Opinión

Trump quiere bailar solo… pero un juez le cambia la música y le bloquea ampliación de la Casa Blanca

Por: Mónica García-Durán | Rompecabezas

Un golpe seco desde los tribunales le marcó el ritmo a Donald Trump: el juez federal Richard Leon frenó la construcción de su ambicioso salón de baile en la Casa Blanca, un proyecto de 400 millones de dólares que el presidente pretendía financiar incluso con donaciones privadas. La sentencia no es menor: pone sobre la mesa quién manda realmente en la residencia más simbólica del poder estadounidense.

Leon no se anduvo con rodeos. Calificó de “descarados” los argumentos de la administración y dejó una línea que ya es munición política: el presidente es custodio, no dueño de la Casa Blanca. Traducido al lenguaje llano: Trump quiso jugar con fichas que no le pertenecen.

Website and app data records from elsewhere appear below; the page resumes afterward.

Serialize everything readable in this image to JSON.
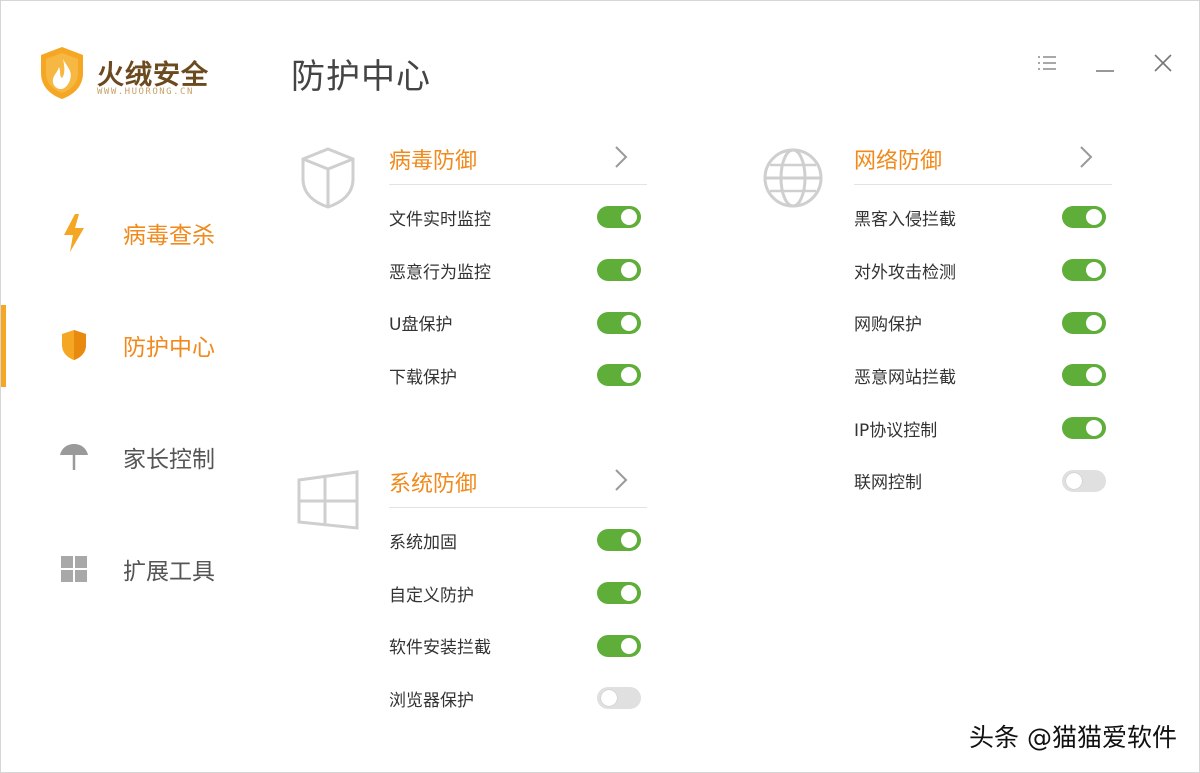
{
  "brand": {
    "name": "火绒安全",
    "url": "WWW.HUORONG.CN",
    "accent": "#f5a623"
  },
  "page_title": "防护中心",
  "window_controls": {
    "menu_icon": "menu-icon",
    "minimize_icon": "minimize-icon",
    "close_icon": "close-icon"
  },
  "sidebar": {
    "items": [
      {
        "label": "病毒查杀",
        "icon": "lightning-icon"
      },
      {
        "label": "防护中心",
        "icon": "shield-icon"
      },
      {
        "label": "家长控制",
        "icon": "umbrella-icon"
      },
      {
        "label": "扩展工具",
        "icon": "grid-icon"
      }
    ]
  },
  "sections": {
    "virus": {
      "title": "病毒防御",
      "icon": "shield-outline-icon",
      "items": [
        {
          "label": "文件实时监控",
          "on": true
        },
        {
          "label": "恶意行为监控",
          "on": true
        },
        {
          "label": "U盘保护",
          "on": true
        },
        {
          "label": "下载保护",
          "on": true
        }
      ]
    },
    "system": {
      "title": "系统防御",
      "icon": "windows-icon",
      "items": [
        {
          "label": "系统加固",
          "on": true
        },
        {
          "label": "自定义防护",
          "on": true
        },
        {
          "label": "软件安装拦截",
          "on": true
        },
        {
          "label": "浏览器保护",
          "on": false
        }
      ]
    },
    "network": {
      "title": "网络防御",
      "icon": "globe-icon",
      "items": [
        {
          "label": "黑客入侵拦截",
          "on": true
        },
        {
          "label": "对外攻击检测",
          "on": true
        },
        {
          "label": "网购保护",
          "on": true
        },
        {
          "label": "恶意网站拦截",
          "on": true
        },
        {
          "label": "IP协议控制",
          "on": true
        },
        {
          "label": "联网控制",
          "on": false
        }
      ]
    }
  },
  "colors": {
    "toggle_on": "#5fae3a",
    "toggle_off": "#e0e0e0",
    "accent": "#f08a1c"
  },
  "watermark": "头条 @猫猫爱软件"
}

El fallo desmonta la apuesta central del trumpismo: que el Ejecutivo puede rediseñar la sede del poder sin pasar por el Congreso. No. Ni para demoler el ala este, ni para levantar un salón de 90 mil pies cuadrados. Sin aval legislativo, no hay obra. Punto.

La Casa Blanca respondió como suele: doblando la apuesta. Anunció apelación inmediata y calificó la decisión de “atroz”. Trump, desde el Despacho Oval, intenta mantener viva la narrativa de control total, aferrándose a los permisos parciales para obras de seguridad.

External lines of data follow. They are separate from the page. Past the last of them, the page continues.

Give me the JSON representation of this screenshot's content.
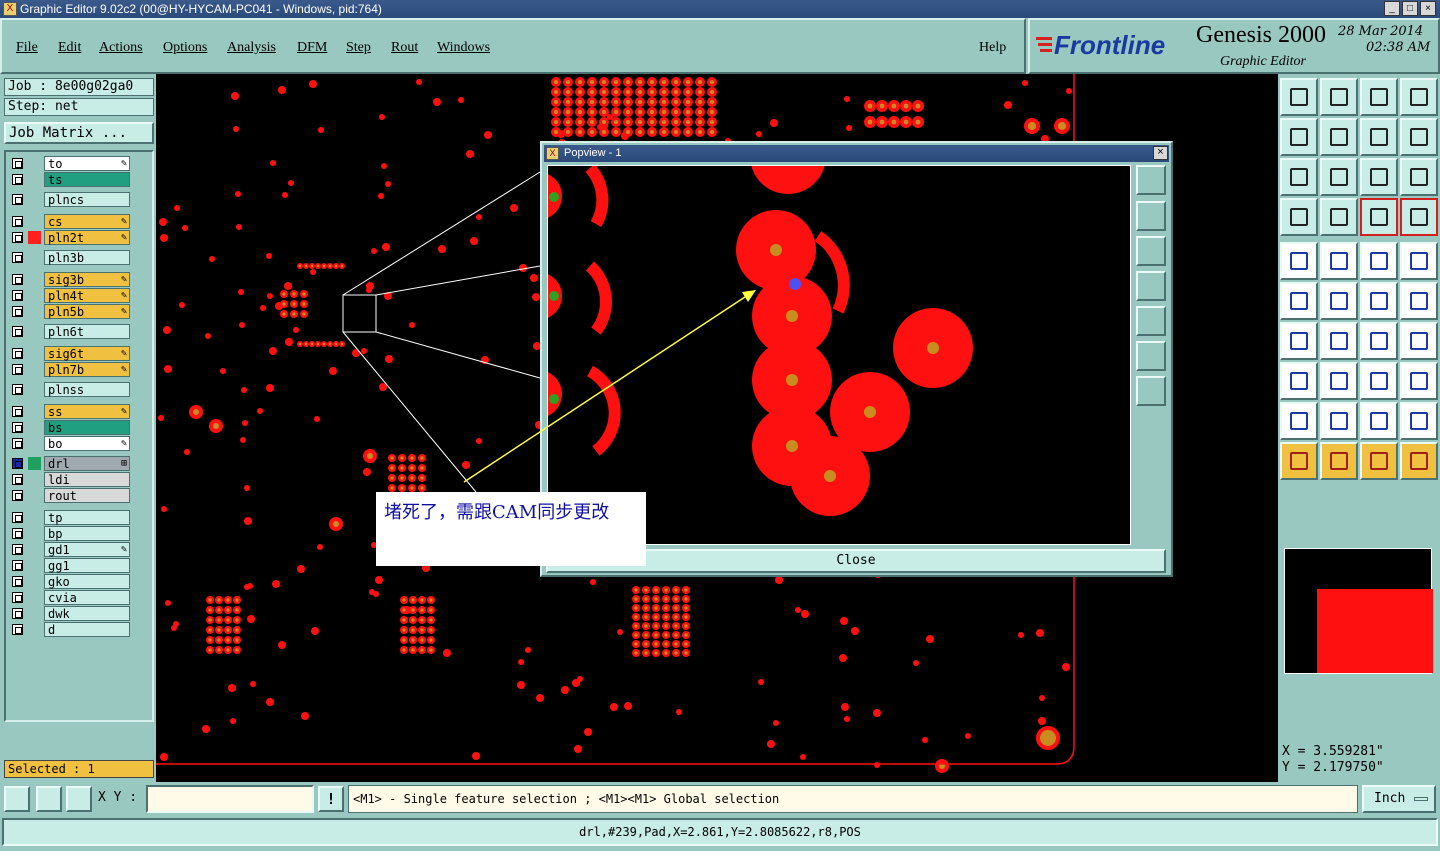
{
  "window": {
    "title": "Graphic Editor 9.02c2 (00@HY-HYCAM-PC041 - Windows, pid:764)"
  },
  "menu": [
    "File",
    "Edit",
    "Actions",
    "Options",
    "Analysis",
    "DFM",
    "Step",
    "Rout",
    "Windows"
  ],
  "help": "Help",
  "brand": {
    "logo": "Frontline",
    "product": "Genesis 2000",
    "subtitle": "Graphic Editor",
    "date": "28 Mar 2014",
    "time": "02:38 AM"
  },
  "job": {
    "job_label": "Job : 8e00g02ga0",
    "step_label": "Step: net",
    "matrix_button": "Job Matrix ..."
  },
  "layers": [
    {
      "name": "to",
      "color": "#ffffff",
      "mark": "✎"
    },
    {
      "name": "ts",
      "color": "#20a080",
      "mark": ""
    },
    {
      "name": "plncs",
      "color": "#c8ece6",
      "mark": ""
    },
    {
      "name": "cs",
      "color": "#f0c040",
      "mark": "✎"
    },
    {
      "name": "pln2t",
      "color": "#f0c040",
      "mark": "✎",
      "swatch": "#ff2020"
    },
    {
      "name": "pln3b",
      "color": "#c8ece6",
      "mark": ""
    },
    {
      "name": "sig3b",
      "color": "#f0c040",
      "mark": "✎"
    },
    {
      "name": "pln4t",
      "color": "#f0c040",
      "mark": "✎"
    },
    {
      "name": "pln5b",
      "color": "#f0c040",
      "mark": "✎"
    },
    {
      "name": "pln6t",
      "color": "#c8ece6",
      "mark": ""
    },
    {
      "name": "sig6t",
      "color": "#f0c040",
      "mark": "✎"
    },
    {
      "name": "pln7b",
      "color": "#f0c040",
      "mark": "✎"
    },
    {
      "name": "plnss",
      "color": "#c8ece6",
      "mark": ""
    },
    {
      "name": "ss",
      "color": "#f0c040",
      "mark": "✎"
    },
    {
      "name": "bs",
      "color": "#20a080",
      "mark": ""
    },
    {
      "name": "bo",
      "color": "#ffffff",
      "mark": "✎"
    },
    {
      "name": "drl",
      "color": "#a0a8b0",
      "mark": "⊞",
      "swatch": "#20a060",
      "active": true
    },
    {
      "name": "ldi",
      "color": "#d8d8d8",
      "mark": ""
    },
    {
      "name": "rout",
      "color": "#d8d8d8",
      "mark": ""
    },
    {
      "name": "tp",
      "color": "#c8ece6",
      "mark": ""
    },
    {
      "name": "bp",
      "color": "#c8ece6",
      "mark": ""
    },
    {
      "name": "gd1",
      "color": "#c8ece6",
      "mark": "✎"
    },
    {
      "name": "gg1",
      "color": "#c8ece6",
      "mark": ""
    },
    {
      "name": "gko",
      "color": "#c8ece6",
      "mark": ""
    },
    {
      "name": "cvia",
      "color": "#c8ece6",
      "mark": ""
    },
    {
      "name": "dwk",
      "color": "#c8ece6",
      "mark": ""
    },
    {
      "name": "d",
      "color": "#c8ece6",
      "mark": ""
    }
  ],
  "selected": "Selected : 1",
  "popview": {
    "title": "Popview - 1",
    "close": "Close"
  },
  "annotation": "堵死了，需跟CAM同步更改",
  "coords": {
    "x": "X = 3.559281\"",
    "y": "Y = 2.179750\""
  },
  "xy": {
    "label": "X Y :",
    "value": ""
  },
  "message": "<M1> - Single feature selection ; <M1><M1> Global selection",
  "unit": "Inch",
  "status": "drl,#239,Pad,X=2.861,Y=2.8085622,r8,POS",
  "colors": {
    "pad_red": "#ff1010",
    "pad_center": "#c88c20",
    "panel": "#98c8c0"
  }
}
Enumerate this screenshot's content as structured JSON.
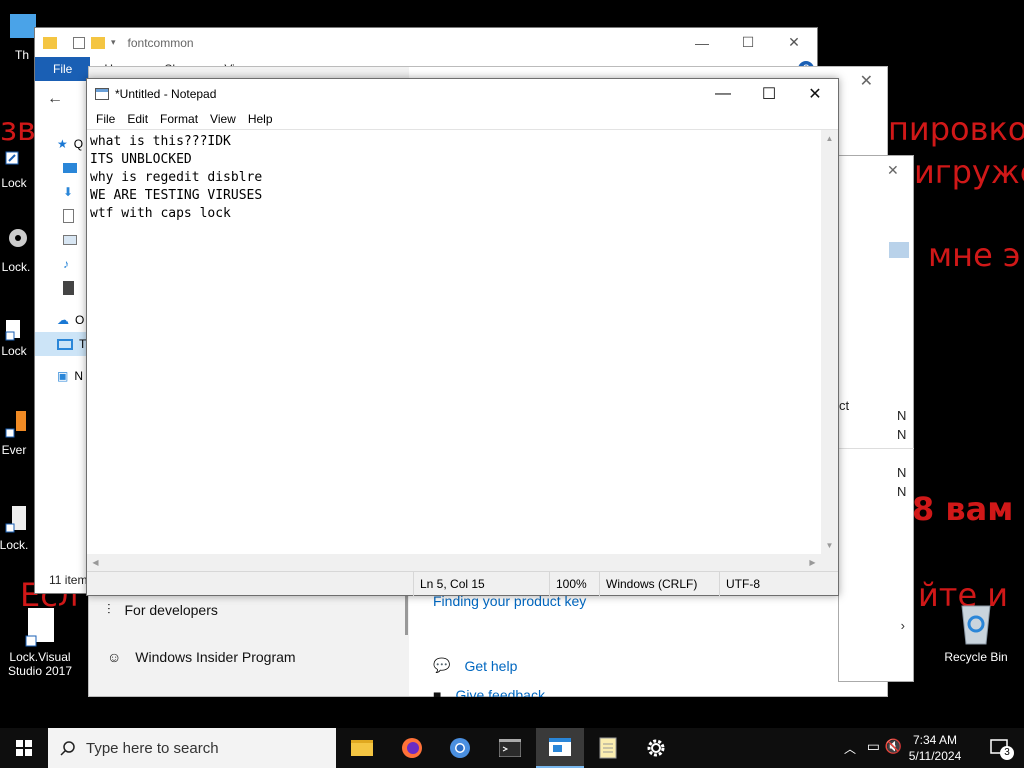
{
  "background_text": [
    "зв",
    "пировко",
    "игруже",
    "мне э",
    "8 вам",
    "йте и",
    "Есл"
  ],
  "desktop_icons": [
    "Th",
    "Lock",
    "Lock.",
    "Lock",
    "Ever",
    "Lock.",
    "Lock.Visual Studio 2017"
  ],
  "recycle_bin": "Recycle Bin",
  "explorer": {
    "title": "fontcommon",
    "ribbon": [
      "File",
      "Home",
      "Share",
      "View"
    ],
    "nav": [
      "Q",
      "",
      "",
      "",
      "",
      "",
      "O",
      "T",
      "N"
    ],
    "status": "11 item"
  },
  "settings": {
    "rows": [
      "For developers",
      "Windows Insider Program"
    ],
    "links": [
      "Finding your product key",
      "Get help",
      "Give feedback"
    ]
  },
  "midpanel": {
    "fragment": "ct",
    "letters": [
      "N",
      "N",
      "N",
      "N"
    ]
  },
  "notepad": {
    "title": "*Untitled - Notepad",
    "menu": [
      "File",
      "Edit",
      "Format",
      "View",
      "Help"
    ],
    "content": "what is this???IDK\nITS UNBLOCKED\nwhy is regedit disblre\nWE ARE TESTING VIRUSES\nwtf with caps lock",
    "status": {
      "position": "Ln 5, Col 15",
      "zoom": "100%",
      "line_ending": "Windows (CRLF)",
      "encoding": "UTF-8"
    }
  },
  "taskbar": {
    "search_placeholder": "Type here to search",
    "time": "7:34 AM",
    "date": "5/11/2024",
    "notifications": "3"
  },
  "colors": {
    "background_text": "#d01818",
    "accent": "#1a5fb4",
    "link": "#0067c0"
  }
}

Aquí no se discute arquitectura, sino poder. El juez acaba de recordarle a Trump que en Washington no basta con querer construir: hay reglas. Y, sobre todo, hay límites.

PIEZAS SUELTAS

1.     Trump promete paz rápida mientras la guerra sigue escalando

Un nuevo anuncio de Donald Trump llega con un contraste incómodo: habla de terminar la guerra en semanas, pero el terreno cuenta otra historia. Bombardeos en Irán, ataques en el Golfo, escalada en Líbano y más de mil civiles muertos dibujan un escenario que no se apaga con discursos. La promesa de “nos iremos muy pronto” suena más a mensaje político que a hoja de ruta clara. No hay negociación confirmada con Irán, mientras actores regionales siguen activos y el riesgo se expande. Incluso aliados tradicionales reciben presión pública de Washington, tensando aún más el tablero. El costo ya es visible: gasolina al alza, mercados nerviosos y ciudadanos atrapados —como la periodista secuestrada en Bagdad— en medio de una guerra que no controlan. Si Trump quiere vender el final del conflicto, primero tendrá que demostrar que realmente puede detenerlo. Porque hoy, más que una salida, lo que hay es incertidumbre.

2. Abrir Ormuz “por cualquier medio”: cuando el negocio dicta la guerra

La jugada de Emiratos Árabes Unidos es todo menos altruista: ahora resulta que “liberar” el estrecho de Ormuz es una causa urgente… justo cuando el turismo cae, el mercado inmobiliario se enfría y el dinero empieza a huir. Casualidad, dicen. En una exclusiva de The Wall Street Journal se revela el giro: de la cautela diplomática al empujón militar. Presionar a Washington, buscar cobertura de la ONU y hasta sugerir ocupaciones estratégicas. En otras palabras, subir la apuesta… pero con fichas prestadas. Aquí no hay romanticismo geopolítico: hay petróleo, rutas comerciales y pérdidas económicas. Ormuz no es solo un paso marítimo; es la caja registradora del Golfo. Y cuando esa caja deja de sonar, aparecen las prisas por “restablecer el orden”. El problema es el método: abrir rutas “por la fuerza” en una región incendiada no es solución, es gasolina. Pero en este tablero, la estabilidad importa menos que el flujo de capital.

3. Votar por correo, pero con filtro presidencial: Trump prueba los límites

Donald Trump vuelve a estirar la liga institucional: ahora intenta rediseñar el voto por correo desde la Casa Blanca, como si las reglas electorales fueran un decreto más en su escritorio. La orden ejecutiva no es menor: pretende que el gobierno federal, vía el Departamento de Seguridad Nacional, decida quién entra en la lista de ciudadanos que recibirán boletas. El problema es básico, pero incómodo para el guion: en Estados Unidos, las elecciones no las controla el presidente. Las gestionan los estados. Y los tribunales ya han frenado antes intentos similares. El argumento de “seguridad” suena conocido. También suena conveniente. En la práctica, abre la puerta a filtrar votantes bajo criterios políticos disfrazados de administrativos.

Más que una reforma, parece una prueba de fuerza: hasta dónde puede avanzar el Ejecutivo sin que le corten la jugada.